Maybe this was all a belated April Fool's joke, but all the various discrepancies can be explained and even if parts of the story are untrue (or misrepresented) the core part of the story, that a wife was somehow able to obtain incriminating information on her husband out of the HDR, is entirely plausible. Sure, it is also possible that a resourceful wife and/or her hired PI could obtain similar info out of other hotels, but I think it less likely for several reasons.

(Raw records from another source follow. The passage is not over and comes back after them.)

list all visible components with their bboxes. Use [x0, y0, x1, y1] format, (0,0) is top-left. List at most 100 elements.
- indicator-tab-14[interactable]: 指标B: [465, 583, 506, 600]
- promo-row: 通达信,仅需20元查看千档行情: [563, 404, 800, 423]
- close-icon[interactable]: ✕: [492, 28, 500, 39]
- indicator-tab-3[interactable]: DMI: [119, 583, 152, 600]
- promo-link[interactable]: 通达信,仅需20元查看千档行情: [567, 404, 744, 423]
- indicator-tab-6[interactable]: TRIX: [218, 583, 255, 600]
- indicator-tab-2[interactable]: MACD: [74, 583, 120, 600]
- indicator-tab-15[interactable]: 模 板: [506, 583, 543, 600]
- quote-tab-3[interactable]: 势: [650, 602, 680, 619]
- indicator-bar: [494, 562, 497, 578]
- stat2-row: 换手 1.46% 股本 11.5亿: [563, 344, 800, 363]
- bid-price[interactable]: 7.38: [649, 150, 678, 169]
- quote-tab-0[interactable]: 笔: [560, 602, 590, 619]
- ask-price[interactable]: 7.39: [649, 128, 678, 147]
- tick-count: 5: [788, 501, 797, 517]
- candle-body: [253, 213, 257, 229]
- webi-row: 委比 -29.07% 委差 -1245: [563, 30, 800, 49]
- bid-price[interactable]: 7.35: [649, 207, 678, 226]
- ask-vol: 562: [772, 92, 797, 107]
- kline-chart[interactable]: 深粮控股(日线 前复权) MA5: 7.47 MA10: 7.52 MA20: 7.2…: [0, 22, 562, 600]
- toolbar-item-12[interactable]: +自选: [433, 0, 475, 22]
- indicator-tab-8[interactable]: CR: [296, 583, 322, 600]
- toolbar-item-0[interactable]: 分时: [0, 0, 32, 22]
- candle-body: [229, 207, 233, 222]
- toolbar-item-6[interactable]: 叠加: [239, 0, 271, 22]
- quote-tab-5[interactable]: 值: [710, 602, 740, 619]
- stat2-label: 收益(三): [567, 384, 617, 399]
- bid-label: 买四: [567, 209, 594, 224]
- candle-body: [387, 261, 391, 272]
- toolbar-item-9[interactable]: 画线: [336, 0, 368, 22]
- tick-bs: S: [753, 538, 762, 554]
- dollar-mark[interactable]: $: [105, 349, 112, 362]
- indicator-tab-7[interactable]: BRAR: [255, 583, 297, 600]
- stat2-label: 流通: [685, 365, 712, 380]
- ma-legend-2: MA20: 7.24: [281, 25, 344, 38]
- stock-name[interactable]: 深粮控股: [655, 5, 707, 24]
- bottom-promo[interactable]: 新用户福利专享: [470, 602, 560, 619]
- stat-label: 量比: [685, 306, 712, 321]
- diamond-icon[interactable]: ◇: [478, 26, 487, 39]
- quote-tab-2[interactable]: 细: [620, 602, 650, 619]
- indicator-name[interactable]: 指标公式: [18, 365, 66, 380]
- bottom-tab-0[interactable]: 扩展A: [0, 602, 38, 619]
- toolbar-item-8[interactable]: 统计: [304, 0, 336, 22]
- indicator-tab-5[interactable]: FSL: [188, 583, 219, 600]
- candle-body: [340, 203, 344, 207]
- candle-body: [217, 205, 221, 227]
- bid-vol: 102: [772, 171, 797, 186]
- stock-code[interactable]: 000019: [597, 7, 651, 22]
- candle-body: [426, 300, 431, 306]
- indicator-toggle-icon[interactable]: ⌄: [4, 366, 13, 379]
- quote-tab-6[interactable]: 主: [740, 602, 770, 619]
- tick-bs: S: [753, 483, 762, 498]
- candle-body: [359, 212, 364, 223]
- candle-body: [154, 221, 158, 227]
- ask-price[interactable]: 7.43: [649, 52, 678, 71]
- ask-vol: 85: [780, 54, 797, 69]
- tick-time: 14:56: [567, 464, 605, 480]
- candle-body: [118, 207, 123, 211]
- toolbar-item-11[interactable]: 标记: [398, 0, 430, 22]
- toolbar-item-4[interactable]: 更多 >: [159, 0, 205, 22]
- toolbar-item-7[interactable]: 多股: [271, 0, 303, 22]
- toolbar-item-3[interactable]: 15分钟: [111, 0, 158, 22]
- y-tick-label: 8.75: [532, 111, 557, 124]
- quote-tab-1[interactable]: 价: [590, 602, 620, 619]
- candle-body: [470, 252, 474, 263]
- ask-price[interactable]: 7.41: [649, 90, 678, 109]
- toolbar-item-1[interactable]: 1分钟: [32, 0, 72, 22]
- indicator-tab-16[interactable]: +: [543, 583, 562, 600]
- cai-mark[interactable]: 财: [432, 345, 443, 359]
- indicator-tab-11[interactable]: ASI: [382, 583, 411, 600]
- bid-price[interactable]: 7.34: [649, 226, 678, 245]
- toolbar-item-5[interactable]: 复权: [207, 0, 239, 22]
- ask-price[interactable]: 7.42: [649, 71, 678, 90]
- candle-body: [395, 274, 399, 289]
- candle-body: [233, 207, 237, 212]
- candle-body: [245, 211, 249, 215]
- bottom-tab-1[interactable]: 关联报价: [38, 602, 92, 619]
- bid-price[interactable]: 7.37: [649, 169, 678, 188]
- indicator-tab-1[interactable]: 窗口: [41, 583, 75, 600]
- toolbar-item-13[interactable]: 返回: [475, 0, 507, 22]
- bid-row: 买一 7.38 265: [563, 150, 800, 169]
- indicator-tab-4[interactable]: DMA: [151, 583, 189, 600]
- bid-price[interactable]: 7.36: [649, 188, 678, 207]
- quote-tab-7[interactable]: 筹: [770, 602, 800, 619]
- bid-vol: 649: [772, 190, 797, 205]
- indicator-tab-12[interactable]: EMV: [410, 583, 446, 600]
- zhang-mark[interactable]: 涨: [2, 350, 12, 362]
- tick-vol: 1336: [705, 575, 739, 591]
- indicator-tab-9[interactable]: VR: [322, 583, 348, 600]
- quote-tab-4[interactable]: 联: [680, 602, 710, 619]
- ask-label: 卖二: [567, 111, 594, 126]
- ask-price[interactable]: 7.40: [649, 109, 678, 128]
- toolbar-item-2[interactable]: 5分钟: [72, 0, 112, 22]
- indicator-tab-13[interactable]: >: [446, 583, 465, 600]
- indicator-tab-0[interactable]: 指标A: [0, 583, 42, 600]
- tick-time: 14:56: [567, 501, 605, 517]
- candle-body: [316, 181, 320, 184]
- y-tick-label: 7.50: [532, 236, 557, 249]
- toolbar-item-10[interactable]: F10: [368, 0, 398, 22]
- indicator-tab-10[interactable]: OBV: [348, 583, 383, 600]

1) Being a much larger hotel with a steady flow of first-time guests, the hotel and staff are much less likely to care if they betray one of their guests. The reported attitude of the manager at the HDR was as telling to me as the alleged breach of information itself. She appeared largely unconcerned. She said simply that she'd look into (ie apparently without even an apology) and I wouldn't want to bet that investigation will ever go really far or hard. In contrast, how do you think the management at the SL, Castillo or Amistad would react if one of their long time guests came forward with an allegation like this, and what do you think would happen to the employee found to be divulging that sort of info on guests?
2) Being a hotel that is literally world reknowned as essentially one huge brothel, a spouse seeing that name appear on a credit card bill is much more likely to investigate it then if the name on the bill were something more like the Sleep Inn, Clarion, or Holiday Inn. Of course, this problem could largely be controlled if the bozo had used cash to pay his bill instead of a credit card for which his wife had access to the bill. And even if he had used cash, if she knew he was going to CR (as most do), he would have needed to be able to claim staying at a different hotel as part of his cover story.